Gli ultimi sondaggi (da domani sarà un’altra storia) vedono un testa e testa tra Fratelli d’Italia (23,3%) e il Pd (23,2%), distanziati di un solo decimale, e a seguire Lega (13,5%), Movimento 5 Stelle (11,3%) e Forza Italia (9%). Tra gli altri, gli unici in grado di superare la soglia di sbarramento la federazione Azione/+Europa (3,6%), l’alleanza tra Sinistra italiana e Verdi (3,4%) e Italexit (3,1%).
Cito testualmente da quel sito: «(…) Il venir meno della possibile alleanza tra Partito democratico e Movimento 5 Stelle assegna un netto vantaggio alla coalizione di centrodestra su quella di centrosinistra (45,8% a 33%)».
Lasciare al Centrodestra 15 punti significa che la partita si gioca realmente su 30 collegi uninominali (sui 221 che ci sono tra Camera e Senato), il che rende anche imbarazzante (per non dire ridicola) la maniacale divisione percentuale dei collegi nel centrosinistra (70%, 30% anziché 80%, 20%). Meno collegi per tutti ma più eletti, avrebbe dovuto essere il refrain. Anche perché, ricordiamolo agli sherpa coinvolti nelle trattative: vince chi ottiene più eletti nei collegi, non chi è bravo a strappare più candidature.
In conclusione: stiamo parlando di una differenza di 12/13 punti percentuali fra Csx e Cdx che son quelli che faranno la differenza fra una possibile vittoria e una sconfitta (ormai) certa.

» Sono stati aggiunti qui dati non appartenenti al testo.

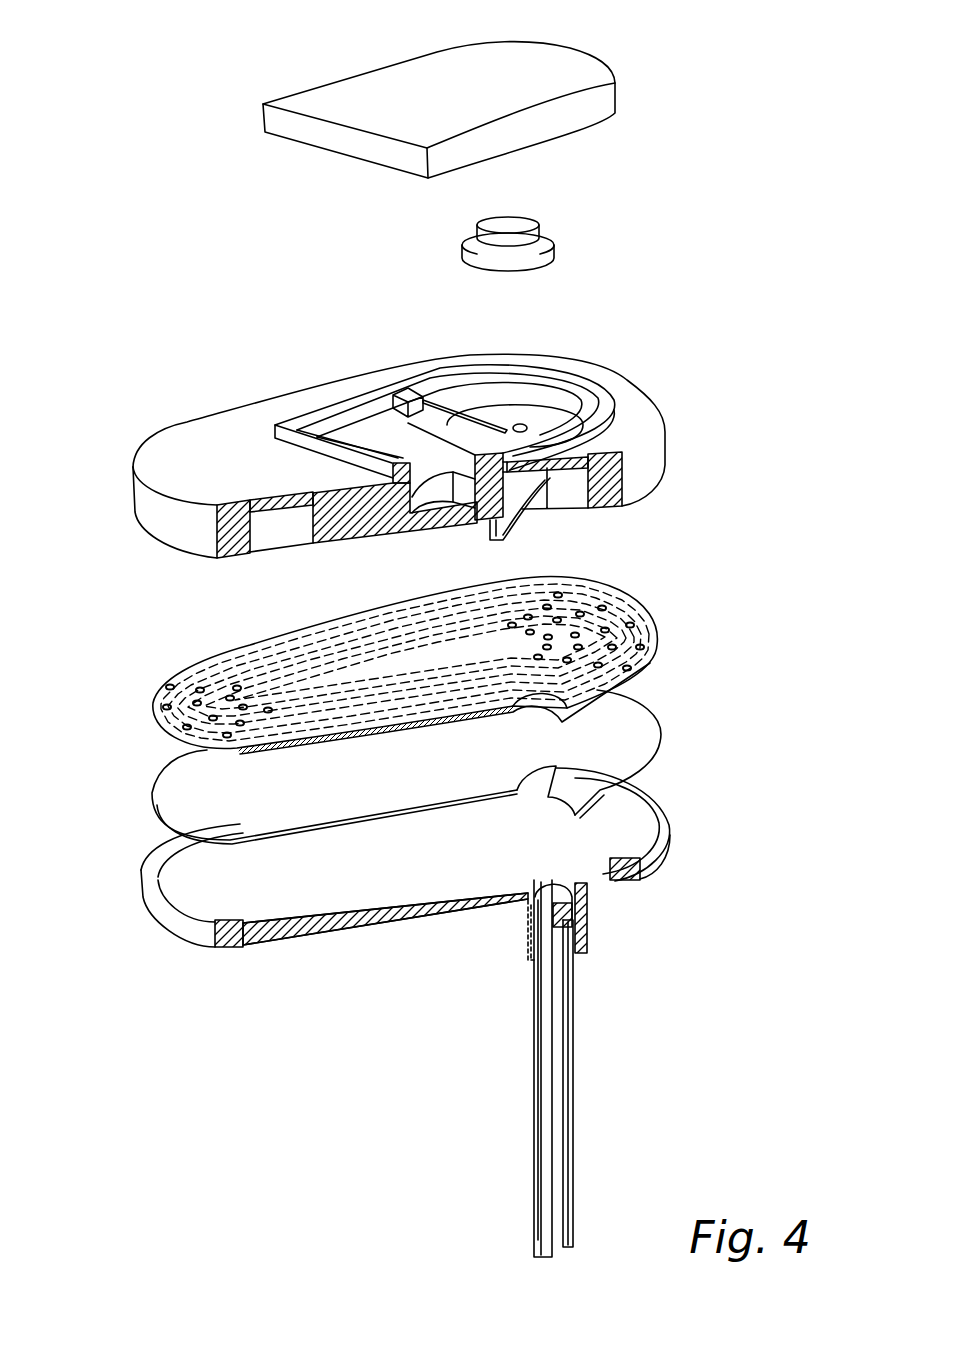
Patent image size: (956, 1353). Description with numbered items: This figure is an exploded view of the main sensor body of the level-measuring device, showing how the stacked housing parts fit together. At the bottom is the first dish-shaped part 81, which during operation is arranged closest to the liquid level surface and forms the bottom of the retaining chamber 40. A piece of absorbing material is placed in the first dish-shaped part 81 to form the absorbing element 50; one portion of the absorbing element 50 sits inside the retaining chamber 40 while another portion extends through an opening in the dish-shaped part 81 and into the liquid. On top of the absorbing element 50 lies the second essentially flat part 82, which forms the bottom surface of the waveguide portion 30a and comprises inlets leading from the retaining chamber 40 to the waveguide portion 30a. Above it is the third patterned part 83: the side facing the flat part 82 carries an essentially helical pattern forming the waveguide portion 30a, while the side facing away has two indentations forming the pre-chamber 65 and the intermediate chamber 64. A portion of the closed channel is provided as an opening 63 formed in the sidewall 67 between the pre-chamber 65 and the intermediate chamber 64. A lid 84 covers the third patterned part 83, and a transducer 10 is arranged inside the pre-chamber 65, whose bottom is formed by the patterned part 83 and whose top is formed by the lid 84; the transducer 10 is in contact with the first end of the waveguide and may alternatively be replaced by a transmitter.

The lid 84 is at (355, 92).
The transducer 10 is at (553, 252).
The third patterned part 83 is at (351, 455).
The intermediate chamber 64 is at (365, 437).
The opening 63 is at (400, 390).
The sidewall 67 is at (462, 428).
The pre-chamber 65 is at (503, 412).
The waveguide portion 30a is at (283, 538).
The second essentially flat part 82 is at (155, 695).
The absorbing element 50 is at (267, 790).
The retaining chamber 40 is at (211, 880).
The first dish-shaped part 81 is at (173, 922).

Dunque, bentornato Tafazzi!
p.s. Per i più giovani, spiego che Tafazzi è un personaggio inventato dal trio Aldo, Giovanni e Giacomo sempre in calzamaglia nera con un sospensorio di colore bianco che, quando combatte, combina guai e che ama sovente battersi l’inguine con una bottiglia di plastica. Da tale personaggio è nato il tafazzismo, aggettivo (nonché atteggiamento) molto in voga a sinistra e che sta a indicare chi, con un’azione eclatante, masochista e incomprensibile, si procura pubblicamente danno fisico o morale e, soprattutto, politico.